Couverture d’Absolute Superman #23 par Juan Ferreyra:
Superman will stop at nothing to see the universe’s most vicious madman brought to justice. But before he can get his hands on Brainiac, Superman will have to go through Metallo, a man with Kryptonite in his veins. Get Brainiac begins here, kicking off the march to a game-changing blockbuster issue #25!
Absolute Superman #22
Writer: Jason Aaron
Artist: Juan Ferreyra
Release Date: August 5, 2026
Intense et inspirant. Jason Aaron lance un nouveau story-arc, en surfant sur son histoire principale mais aussi sur la puissance épique et émotionnelle qu’il a donnée à son Superman, et ça fonctionne toujours autant.

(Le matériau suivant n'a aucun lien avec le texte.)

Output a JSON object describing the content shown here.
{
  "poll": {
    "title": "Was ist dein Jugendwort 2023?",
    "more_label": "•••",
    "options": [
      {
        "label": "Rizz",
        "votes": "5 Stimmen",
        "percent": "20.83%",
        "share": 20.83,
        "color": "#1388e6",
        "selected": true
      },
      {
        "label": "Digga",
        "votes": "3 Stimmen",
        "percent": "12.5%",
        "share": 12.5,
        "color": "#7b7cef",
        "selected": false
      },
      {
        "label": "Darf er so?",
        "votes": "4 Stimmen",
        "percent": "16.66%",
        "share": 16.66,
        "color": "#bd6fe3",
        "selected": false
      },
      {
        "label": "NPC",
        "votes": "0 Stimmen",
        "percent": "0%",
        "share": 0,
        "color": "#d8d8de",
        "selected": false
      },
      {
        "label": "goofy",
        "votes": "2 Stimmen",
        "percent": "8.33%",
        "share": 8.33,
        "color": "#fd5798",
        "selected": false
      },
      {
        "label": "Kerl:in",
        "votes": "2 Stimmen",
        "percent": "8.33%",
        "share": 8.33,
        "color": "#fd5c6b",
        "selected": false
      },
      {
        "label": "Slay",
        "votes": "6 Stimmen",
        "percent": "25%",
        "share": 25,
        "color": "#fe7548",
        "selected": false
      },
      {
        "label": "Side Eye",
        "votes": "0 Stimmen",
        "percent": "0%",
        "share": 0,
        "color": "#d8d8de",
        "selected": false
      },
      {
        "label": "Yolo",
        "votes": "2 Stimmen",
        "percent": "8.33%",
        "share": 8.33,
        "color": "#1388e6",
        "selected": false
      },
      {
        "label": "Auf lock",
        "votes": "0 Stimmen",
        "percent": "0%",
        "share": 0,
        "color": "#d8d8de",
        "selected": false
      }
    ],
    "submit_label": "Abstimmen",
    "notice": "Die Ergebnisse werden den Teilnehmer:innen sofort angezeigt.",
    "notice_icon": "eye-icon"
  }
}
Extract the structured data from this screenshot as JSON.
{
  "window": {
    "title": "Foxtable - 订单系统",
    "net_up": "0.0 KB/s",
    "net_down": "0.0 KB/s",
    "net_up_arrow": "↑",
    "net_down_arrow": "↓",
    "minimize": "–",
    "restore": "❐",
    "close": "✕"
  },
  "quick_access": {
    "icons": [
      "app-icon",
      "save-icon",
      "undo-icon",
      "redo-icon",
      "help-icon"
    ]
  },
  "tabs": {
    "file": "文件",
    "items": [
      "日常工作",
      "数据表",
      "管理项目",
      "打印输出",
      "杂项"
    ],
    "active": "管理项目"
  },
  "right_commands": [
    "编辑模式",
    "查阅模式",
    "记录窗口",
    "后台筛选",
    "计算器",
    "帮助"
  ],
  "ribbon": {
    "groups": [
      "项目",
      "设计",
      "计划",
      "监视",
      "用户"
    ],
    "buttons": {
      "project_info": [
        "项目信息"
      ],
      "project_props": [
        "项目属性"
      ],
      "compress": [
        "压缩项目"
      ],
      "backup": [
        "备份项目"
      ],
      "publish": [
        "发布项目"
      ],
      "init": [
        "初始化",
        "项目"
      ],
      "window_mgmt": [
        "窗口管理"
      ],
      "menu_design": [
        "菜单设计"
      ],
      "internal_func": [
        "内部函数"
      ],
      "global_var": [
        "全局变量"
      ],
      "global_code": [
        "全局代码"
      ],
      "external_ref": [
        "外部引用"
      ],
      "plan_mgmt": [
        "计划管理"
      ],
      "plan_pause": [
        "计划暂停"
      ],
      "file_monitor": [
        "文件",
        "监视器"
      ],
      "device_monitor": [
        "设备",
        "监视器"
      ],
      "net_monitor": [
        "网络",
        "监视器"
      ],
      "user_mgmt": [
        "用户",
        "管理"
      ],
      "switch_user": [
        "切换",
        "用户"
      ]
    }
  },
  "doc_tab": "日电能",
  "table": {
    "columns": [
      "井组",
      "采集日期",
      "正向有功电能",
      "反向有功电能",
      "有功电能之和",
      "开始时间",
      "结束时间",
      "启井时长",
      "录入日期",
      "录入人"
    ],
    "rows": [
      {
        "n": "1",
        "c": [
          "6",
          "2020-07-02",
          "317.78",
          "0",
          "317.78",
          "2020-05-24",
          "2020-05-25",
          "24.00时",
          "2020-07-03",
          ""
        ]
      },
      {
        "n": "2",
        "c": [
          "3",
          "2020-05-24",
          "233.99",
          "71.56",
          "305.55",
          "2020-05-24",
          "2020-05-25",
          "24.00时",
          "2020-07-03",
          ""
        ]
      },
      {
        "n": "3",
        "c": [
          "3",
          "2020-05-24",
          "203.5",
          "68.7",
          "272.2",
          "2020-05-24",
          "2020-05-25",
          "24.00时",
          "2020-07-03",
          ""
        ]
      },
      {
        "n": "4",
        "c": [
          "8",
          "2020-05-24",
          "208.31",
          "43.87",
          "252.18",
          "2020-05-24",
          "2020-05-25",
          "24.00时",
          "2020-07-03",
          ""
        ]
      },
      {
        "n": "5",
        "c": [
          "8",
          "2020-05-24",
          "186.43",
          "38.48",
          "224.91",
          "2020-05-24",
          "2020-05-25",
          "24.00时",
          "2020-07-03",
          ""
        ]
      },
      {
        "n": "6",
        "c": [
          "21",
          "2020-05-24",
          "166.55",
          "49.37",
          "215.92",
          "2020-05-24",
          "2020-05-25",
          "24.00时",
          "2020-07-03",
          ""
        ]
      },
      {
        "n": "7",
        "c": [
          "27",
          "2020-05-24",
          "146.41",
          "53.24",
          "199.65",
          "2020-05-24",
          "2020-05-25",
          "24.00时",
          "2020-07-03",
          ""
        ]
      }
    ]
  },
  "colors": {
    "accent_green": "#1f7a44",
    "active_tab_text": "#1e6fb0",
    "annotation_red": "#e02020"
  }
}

La banqueroute de Lazarus a permis à Jimmy et ses Omega Men de plonger dans leurs archives, et ils ont identifié un labo’ abandonné à Buenos Aires qui reçoit régulièrement des livraisons. Superman y trouve Brainiac… mais aussi Christopher Smith, le Peacemaker mort « héroïquement » et ramené par Brainiac, qui lui a injecté de la Kryptonite liquide à la place du sang et l’appelle Metallo, comme le chien que Brainiac avait enfant. Superman affronte Metallo et souffre mais se bat, et surtout lui parle de sa vie passée, de sa mort, de ce que son père lui a fait, de la mort récente de sa mère. Il parvient ainsi à « ramener » Christopher Smith après la reprogrammation de Brainiac, et il laisse ce dernier partir pour prendre soin de Metallo.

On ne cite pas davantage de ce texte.